Figure 5.

Suppression of autophagy enhances accumulation of ubiquitinated proteins and aggregates in cancer cells. A: Bax-deficient HCT 116 cells were transfected with negative siRNA (Neg) or siRNA against Atg8/LC3B or Atg6 for 48 hours and then treated with MG132 (0.5 μmol/L) or with control vehicles for 24 hours. Lysates were prepared in radioimmunoprecipitation assay buffer and separated on sodium dodecyl sulfate-polyacrylamide gel electrophoresis. Immunoblot assay was conducted with the anti-ubiquitin (top panels) and anti-β-actin (bottom panels) antibodies. B and C: HCT 116 Bax-deficient cells were transfected with designated siRNA and treated with MG132 (0.5 μmol/L) for 24 hours (B) or as indicated (C). Cells were then fixed with 4% paraformaldehyde and stained with the anti-ubiquitin antibody and the DNA dye Hoechst 33342. Dispersed ubiquitinated proteins could be detected in the nucleus of nontreated cells, but the perinuclear ubiquitinated protein aggregates could be only detected in MG132-treated cells (arrows).

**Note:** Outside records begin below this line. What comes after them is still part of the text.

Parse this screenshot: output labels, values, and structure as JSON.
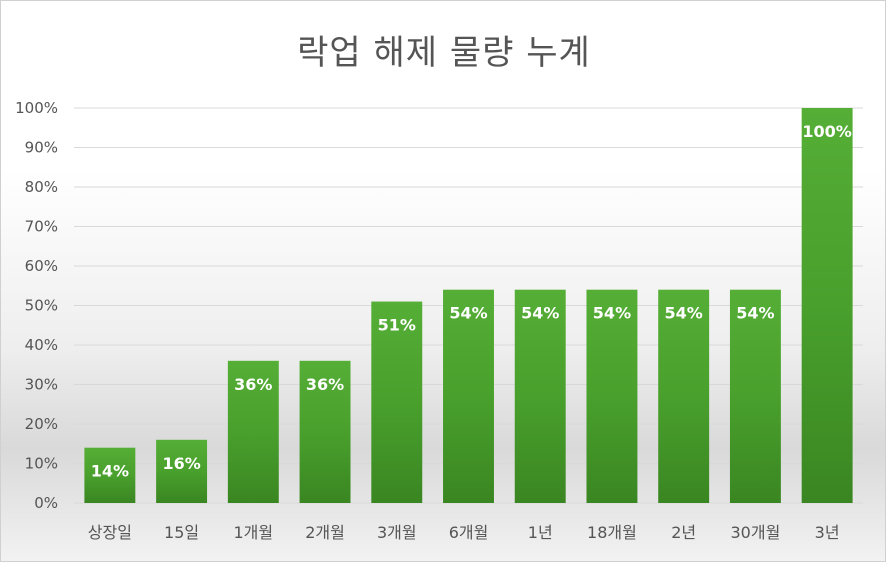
{
  "chart_data": {
    "type": "bar",
    "title": "락업 해제 물량 누계",
    "categories": [
      "상장일",
      "15일",
      "1개월",
      "2개월",
      "3개월",
      "6개월",
      "1년",
      "18개월",
      "2년",
      "30개월",
      "3년"
    ],
    "values": [
      14,
      16,
      36,
      36,
      51,
      54,
      54,
      54,
      54,
      54,
      100
    ],
    "data_labels": [
      "14%",
      "16%",
      "36%",
      "36%",
      "51%",
      "54%",
      "54%",
      "54%",
      "54%",
      "54%",
      "100%"
    ],
    "ylim": [
      0,
      100
    ],
    "yticks": [
      "0%",
      "10%",
      "20%",
      "30%",
      "40%",
      "50%",
      "60%",
      "70%",
      "80%",
      "90%",
      "100%"
    ],
    "xlabel": "",
    "ylabel": "",
    "grid": true,
    "legend": "none",
    "bar_color": "#4a9e2c"
  }
}
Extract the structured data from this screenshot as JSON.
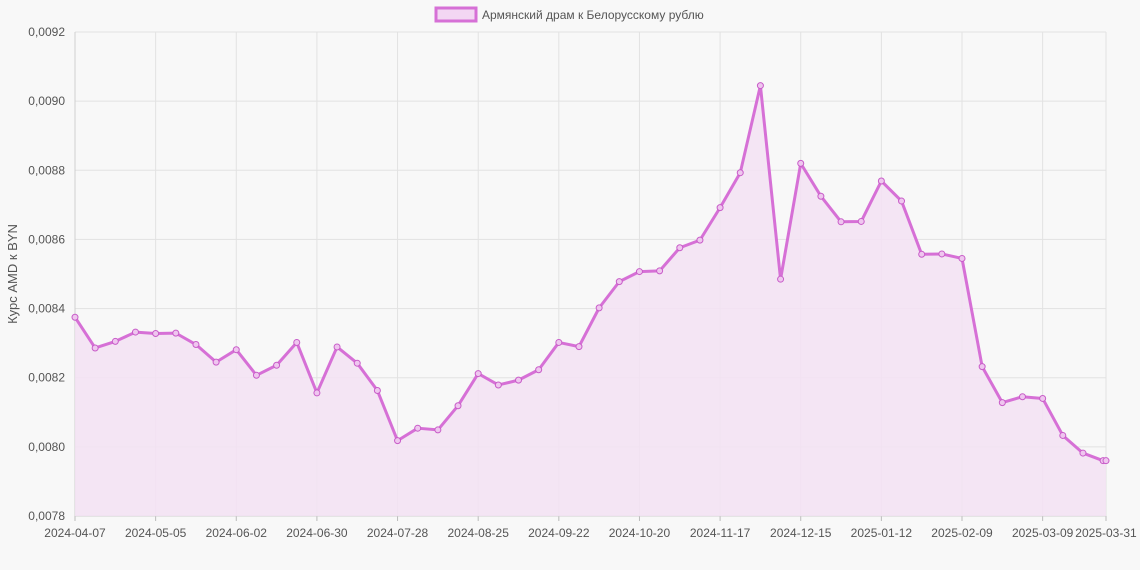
{
  "chart_data": {
    "type": "line",
    "ylabel": "Курс AMD к BYN",
    "xlabel": "",
    "ylim": [
      0.0078,
      0.0092
    ],
    "yticks": [
      "0,0078",
      "0,0080",
      "0,0082",
      "0,0084",
      "0,0086",
      "0,0088",
      "0,0090",
      "0,0092"
    ],
    "xticks": [
      "2024-04-07",
      "2024-05-05",
      "2024-06-02",
      "2024-06-30",
      "2024-07-28",
      "2024-08-25",
      "2024-09-22",
      "2024-10-20",
      "2024-11-17",
      "2024-12-15",
      "2025-01-12",
      "2025-02-09",
      "2025-03-09",
      "2025-03-31"
    ],
    "grid": true,
    "legend": "top-center",
    "colors": {
      "line": "#d670d6",
      "fill": "#f3e2f3",
      "grid": "#e2e2e2"
    },
    "series": [
      {
        "name": "Армянский драм к Белорусскому рублю",
        "x": [
          "2024-04-07",
          "2024-04-14",
          "2024-04-21",
          "2024-04-28",
          "2024-05-05",
          "2024-05-12",
          "2024-05-19",
          "2024-05-26",
          "2024-06-02",
          "2024-06-09",
          "2024-06-16",
          "2024-06-23",
          "2024-06-30",
          "2024-07-07",
          "2024-07-14",
          "2024-07-21",
          "2024-07-28",
          "2024-08-04",
          "2024-08-11",
          "2024-08-18",
          "2024-08-25",
          "2024-09-01",
          "2024-09-08",
          "2024-09-15",
          "2024-09-22",
          "2024-09-29",
          "2024-10-06",
          "2024-10-13",
          "2024-10-20",
          "2024-10-27",
          "2024-11-03",
          "2024-11-10",
          "2024-11-17",
          "2024-11-24",
          "2024-12-01",
          "2024-12-08",
          "2024-12-15",
          "2024-12-22",
          "2024-12-29",
          "2025-01-05",
          "2025-01-12",
          "2025-01-19",
          "2025-01-26",
          "2025-02-02",
          "2025-02-09",
          "2025-02-16",
          "2025-02-23",
          "2025-03-02",
          "2025-03-09",
          "2025-03-16",
          "2025-03-23",
          "2025-03-30",
          "2025-03-31"
        ],
        "values": [
          0.008375,
          0.008286,
          0.008305,
          0.008332,
          0.008328,
          0.008329,
          0.008296,
          0.008245,
          0.008281,
          0.008207,
          0.008236,
          0.008302,
          0.008156,
          0.008289,
          0.008242,
          0.008163,
          0.008018,
          0.008054,
          0.008049,
          0.008119,
          0.008212,
          0.008179,
          0.008193,
          0.008223,
          0.008302,
          0.00829,
          0.008402,
          0.008478,
          0.008507,
          0.008509,
          0.008576,
          0.008598,
          0.008692,
          0.008793,
          0.009045,
          0.008485,
          0.00882,
          0.008725,
          0.008651,
          0.008652,
          0.008769,
          0.008711,
          0.008557,
          0.008558,
          0.008545,
          0.008232,
          0.008128,
          0.008145,
          0.00814,
          0.008033,
          0.007982,
          0.00796,
          0.00796
        ]
      }
    ]
  }
}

The latter (aggresome-positive cells) were quantified and expressed as the percentage of total anti-ubiquitin-positive cells (C). *P < 0.01 and ^$P < 0.05 by Z-test (specific siRNA versus negative siRNA). D: DU145 cells stably expressing GFP-LC3B were treated with bortezomib (10 nmol/L) for 24 hours and then immunostained with an anti-ubiquitin antibody as well as Hoechst 33342 as above. Cells were then subjected to confocal microscopy. a shows the GFP-LC3B puncta, whereas b shows the ubiquitin-positive aggresomes. Merged image in c indicates the colocalization of GFP-LC3B puncta and the aggresomes.